[PATCH 0/4] Refine GPU recovery sequence to enhance its stability
Andrey Grodzovsky
andrey.grodzovsky at amd.com
Thu Apr 8 16:08:02 UTC 2021
On 2021-04-08 4:32 a.m., Christian König wrote:
>
>
> Am 08.04.21 um 10:22 schrieb Christian König:
>> Hi Andrey,
>>
>> Am 07.04.21 um 21:44 schrieb Andrey Grodzovsky:
>>>
>>>
>>> On 2021-04-07 6:28 a.m., Christian König wrote:
>>>> Hi Andrey,
>>>>
>>>> Am 06.04.21 um 23:22 schrieb Andrey Grodzovsky:
>>>>>
>>>>> Hey Christian, Denis, see bellow -
>>>>>
>>>>> On 2021-04-06 6:34 a.m., Christian König wrote:
>>>>>> Hi Andrey,
>>>>>>
>>>>>> well good question. My job is to watch over the implementation
>>>>>> and design and while I always help I can adjust anybodies schedule.
>>>>>>
>>>>>> Is the patch to print a warning when the hardware is accessed
>>>>>> without holding the locks merged yet? If not then that would
>>>>>> probably be a good starting point.
>>>>>
>>>>>
>>>>> It's merged into amd-staging-drm-next and since I work on
>>>>> drm-misc-next I will cherry-pick it into there.
>>>>>
>>>>
>>>> Ok good to know, I haven't tracked that one further.
>>>>
>>>>>
>>>>>>
>>>>>> Then we would need to unify this with the SRCU to make sure that
>>>>>> we have both the reset lock as well as block the hotplug code
>>>>>> from reusing the MMIO space.
>>>>>
>>>>> In my understanding there is a significant difference between
>>>>> handling of GPU reset and unplug - while GPU reset use case
>>>>> requires any HW accessing code to block and wait for the reset to
>>>>> finish and then proceed, hot-unplug
>>>>> is permanent and hence no need to wait and proceed but rather
>>>>> abort at once.
>>>>>
>>>>
>>>> Yes, absolutely correct.
>>>>
>>>>> This why I think that in any place we already check for device
>>>>> reset we should also add a check for hot-unplug but the handling
>>>>> would be different
>>>>> in that for hot-unplug we would abort instead of keep waiting.
>>>>>
>>>>
>>>> Yes, that's the rough picture in my head as well.
>>>>
>>>> Essentially Daniels patch of having an
>>>> amdgpu_device_hwaccess_begin()/_end() was the right approach.
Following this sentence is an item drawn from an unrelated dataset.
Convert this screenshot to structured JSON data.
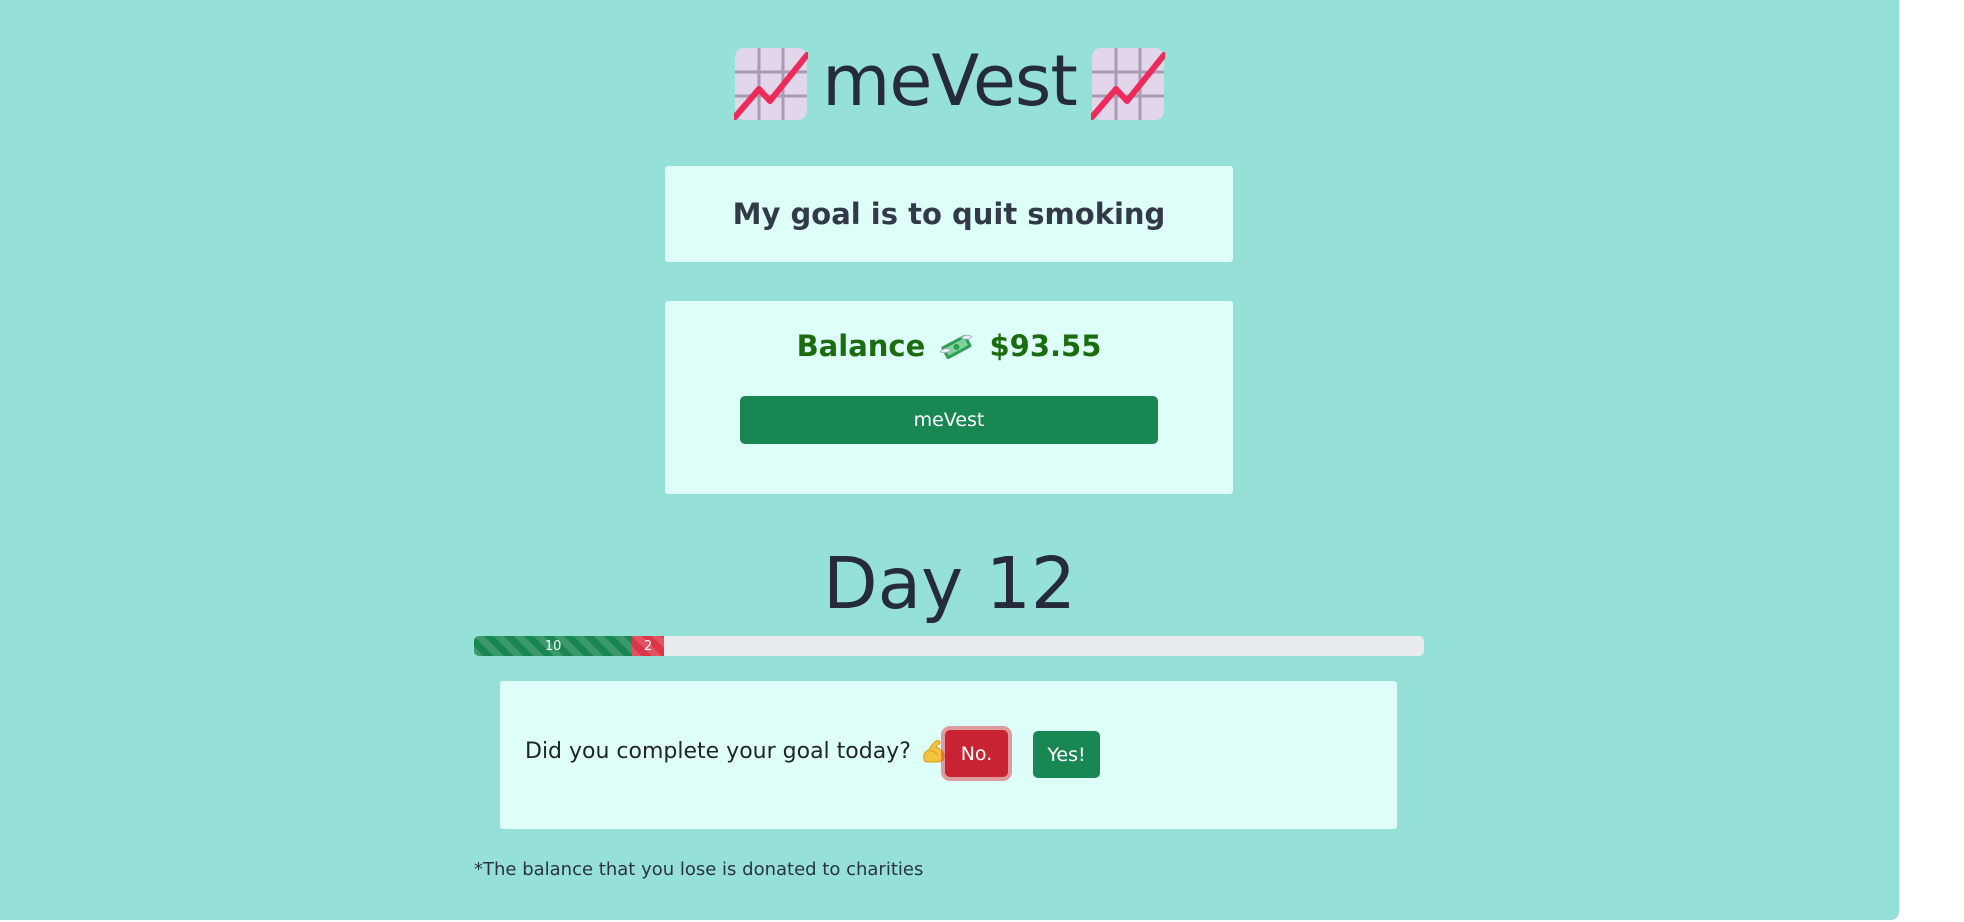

You
>>>> just can't do it in the top level IOCTL handler, but rather need it
>>>> somewhere between front end and backend.
>>>
>>>
>>> Can you point me to what patch was it ? Can't find.
>>>
>>
>> What I mean was the approach in patch #3 in this series where he
>> replaced the down_read/up_read with
>> amdgpu_read_lock()/amdgpu_read_unlock().
>>
>> I would just not call it amdgpu_read_lock()/amdgpu_read_unlock(), but
>> something more descriptive.
>>
>> Regards,
>> Christian.
>>
>>>
>>>>
>>>>> Similar to handling device reset for unplug we obviously also need
>>>>> to stop and block any MMIO accesses once device is unplugged and,
>>>>> as Daniel Vetter mentioned - we have to do it before finishing
>>>>> pci_remove (early device fini)
>>>>> and not later (when last device reference is dropped from user
>>>>> space) in order to prevent reuse of MMIO space we still access by
>>>>> other hot plugging devices. As in device reset case we need to
>>>>> cancel all delay works, stop drm schedule, complete all unfinished
>>>>> fences(both HW and scheduler fences). While you stated strong
>>>>> objection to force signalling scheduler fences from GPU reset, quote:
>>>>>
>>>>> "you can't signal the dma_fence waiting. Waiting for a dma_fence
>>>>> also means you wait for the GPU reset to finish. When we would
>>>>> signal the dma_fence during the GPU reset then we would run into
>>>>> memory corruption because the hardware jobs running after the GPU
>>>>> reset would access memory which is already freed."
>>>>> To my understating this is a key difference with hot-unplug, the
>>>>> device is gone, all those concerns are irrelevant and hence we can
>>>>> actually force signal scheduler fences (setting and error to them
>>>>> before) to force completion of any
>>>>> waiting clients such as possibly IOCTLs or async page flips e.t.c.
>>>>>
>>>>
>>>> Yes, absolutely correct. That's what I also mentioned to Daniel.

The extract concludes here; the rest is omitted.